第190話 牛と人の命 徒然草93

文字数 851文字

□「牛を売る者がいた。買う人は『明日その値を払って、牛を引き取る』と言った。夜の間に牛が死んだ。買おうとする人に利があり、売ろうとする人に損がある」と語る人がいた。これを聞いて、側にいた者が云うには、「牛の持ち主は、まことに損をしたといえども、また大いなる利がある。その理由は、生あるものが、死の近いことを知らないこと、牛が既にそうなのだ。人もまた同じである。思いかけずに牛は死に、思いかけずに持ち主は生存している。一日の命は、万金よりも重いものだ。牛の値打は、鵞鳥の羽毛よりも軽い。万金である命を得て一銭を失う人が、損があると言うべきではない」と言うと、皆の衆は嘲って、「その理屈は、牛の買い主に限ったことではない」と言う。また側の人が云うには、「されば、人が死を憎むならば、生を愛すべきである。存命の喜びを、日々に楽しむべきである。愚かなる人は、この楽しみを忘れて、苦労して外の楽しみを求め、この生という財を忘れて、危っかしい他の財を貪り求めたとしても、志は満たされることがない。生きている間に生を楽しまずして、死に臨んで死を恐れるなどという、こんな道理はあるはずがない。人が皆、生を楽しまざるのは、死を恐れないのが原因である。死を恐れていないわけでなく、死の近きいことを忘れているからである。もしまた生とか死という現象に関与していないというのであれば、真実の悟りを得たというべきであろう」と言うと、人々はいよいよ嘲けるのである。

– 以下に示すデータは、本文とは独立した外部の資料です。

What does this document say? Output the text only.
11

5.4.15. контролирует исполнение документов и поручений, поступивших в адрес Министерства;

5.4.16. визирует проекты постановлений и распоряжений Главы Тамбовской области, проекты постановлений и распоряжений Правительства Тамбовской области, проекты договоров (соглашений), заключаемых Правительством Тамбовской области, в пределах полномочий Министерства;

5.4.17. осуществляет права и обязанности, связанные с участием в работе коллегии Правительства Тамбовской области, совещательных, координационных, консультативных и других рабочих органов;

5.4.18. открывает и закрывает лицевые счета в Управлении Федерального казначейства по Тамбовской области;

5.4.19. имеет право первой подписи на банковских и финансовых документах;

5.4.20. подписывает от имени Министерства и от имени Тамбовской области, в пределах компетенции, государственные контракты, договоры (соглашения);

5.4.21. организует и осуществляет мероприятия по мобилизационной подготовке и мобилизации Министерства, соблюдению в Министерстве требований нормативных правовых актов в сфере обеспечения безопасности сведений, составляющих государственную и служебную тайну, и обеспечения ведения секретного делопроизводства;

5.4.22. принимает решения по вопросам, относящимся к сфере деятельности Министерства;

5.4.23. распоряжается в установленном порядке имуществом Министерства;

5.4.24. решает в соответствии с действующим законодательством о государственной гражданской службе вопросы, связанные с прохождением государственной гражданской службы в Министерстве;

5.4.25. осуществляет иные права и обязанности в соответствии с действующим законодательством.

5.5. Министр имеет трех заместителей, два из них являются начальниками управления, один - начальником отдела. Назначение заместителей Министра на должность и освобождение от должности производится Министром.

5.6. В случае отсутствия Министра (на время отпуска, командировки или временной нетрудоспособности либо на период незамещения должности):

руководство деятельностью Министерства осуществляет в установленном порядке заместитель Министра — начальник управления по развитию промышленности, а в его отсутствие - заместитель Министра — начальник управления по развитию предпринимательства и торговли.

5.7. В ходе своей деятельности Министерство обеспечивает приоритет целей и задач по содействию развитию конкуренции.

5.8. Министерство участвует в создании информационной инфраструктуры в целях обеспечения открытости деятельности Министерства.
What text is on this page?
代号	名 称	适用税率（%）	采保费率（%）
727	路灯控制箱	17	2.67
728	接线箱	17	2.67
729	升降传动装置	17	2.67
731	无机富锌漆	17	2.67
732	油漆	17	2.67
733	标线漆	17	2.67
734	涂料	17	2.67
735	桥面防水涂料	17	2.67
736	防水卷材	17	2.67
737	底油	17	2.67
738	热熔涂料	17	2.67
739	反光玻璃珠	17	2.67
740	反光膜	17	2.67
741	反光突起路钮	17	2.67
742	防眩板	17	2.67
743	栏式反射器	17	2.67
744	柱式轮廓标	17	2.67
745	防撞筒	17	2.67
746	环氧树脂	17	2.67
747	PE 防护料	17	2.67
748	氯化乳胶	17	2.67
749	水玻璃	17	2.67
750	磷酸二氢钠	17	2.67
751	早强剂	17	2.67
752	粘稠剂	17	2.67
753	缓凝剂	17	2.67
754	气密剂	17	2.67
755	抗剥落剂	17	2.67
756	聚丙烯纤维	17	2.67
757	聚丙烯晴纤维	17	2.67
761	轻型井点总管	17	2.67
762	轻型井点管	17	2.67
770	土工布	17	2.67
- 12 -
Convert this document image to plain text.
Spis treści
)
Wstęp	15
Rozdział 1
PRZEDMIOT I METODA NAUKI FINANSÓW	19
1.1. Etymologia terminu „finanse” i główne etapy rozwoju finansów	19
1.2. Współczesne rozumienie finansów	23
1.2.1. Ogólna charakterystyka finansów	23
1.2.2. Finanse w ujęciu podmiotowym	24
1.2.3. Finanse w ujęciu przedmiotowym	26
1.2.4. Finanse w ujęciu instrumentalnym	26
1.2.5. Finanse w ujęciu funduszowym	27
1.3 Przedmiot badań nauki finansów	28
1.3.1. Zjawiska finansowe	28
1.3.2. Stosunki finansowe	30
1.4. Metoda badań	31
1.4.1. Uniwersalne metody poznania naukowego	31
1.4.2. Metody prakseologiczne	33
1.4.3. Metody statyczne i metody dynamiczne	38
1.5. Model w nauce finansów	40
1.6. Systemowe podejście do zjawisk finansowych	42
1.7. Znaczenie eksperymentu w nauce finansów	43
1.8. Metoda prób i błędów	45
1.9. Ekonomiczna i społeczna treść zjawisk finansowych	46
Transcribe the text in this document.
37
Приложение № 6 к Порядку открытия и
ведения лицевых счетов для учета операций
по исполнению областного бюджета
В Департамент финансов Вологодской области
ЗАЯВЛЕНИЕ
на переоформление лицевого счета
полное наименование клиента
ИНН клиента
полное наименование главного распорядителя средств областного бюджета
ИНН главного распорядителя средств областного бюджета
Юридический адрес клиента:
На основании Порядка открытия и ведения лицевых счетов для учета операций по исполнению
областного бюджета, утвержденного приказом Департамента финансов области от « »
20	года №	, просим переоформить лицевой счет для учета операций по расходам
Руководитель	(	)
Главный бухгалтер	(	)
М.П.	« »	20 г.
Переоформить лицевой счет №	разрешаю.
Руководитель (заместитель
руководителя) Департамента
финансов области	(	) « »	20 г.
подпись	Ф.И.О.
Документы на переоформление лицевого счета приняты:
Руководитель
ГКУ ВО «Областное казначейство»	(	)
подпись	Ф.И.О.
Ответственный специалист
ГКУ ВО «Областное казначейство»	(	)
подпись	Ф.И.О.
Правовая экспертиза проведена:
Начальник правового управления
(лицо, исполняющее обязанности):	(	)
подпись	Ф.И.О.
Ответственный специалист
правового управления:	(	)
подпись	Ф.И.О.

※何のために人は生きるのかという、永遠のテーマについて具体例を上げ、解説されているのでしょう。「牛が死んだとしても、あなたの命と比べればどちらが大切か分かるでしょう。と考えれば牛の値段を損したくらいで、くよくよしなさんな」ということでしょうか。「自分は死ぬわけはないと、過信しているから、目先の利益に一喜一憂するのだ」と言うと、「それは持ち主に限ったことではない」という。牛が死んだのではなくて、買主が死んだら、また売主が死んだら、どうなるのと言いたいのだろうか。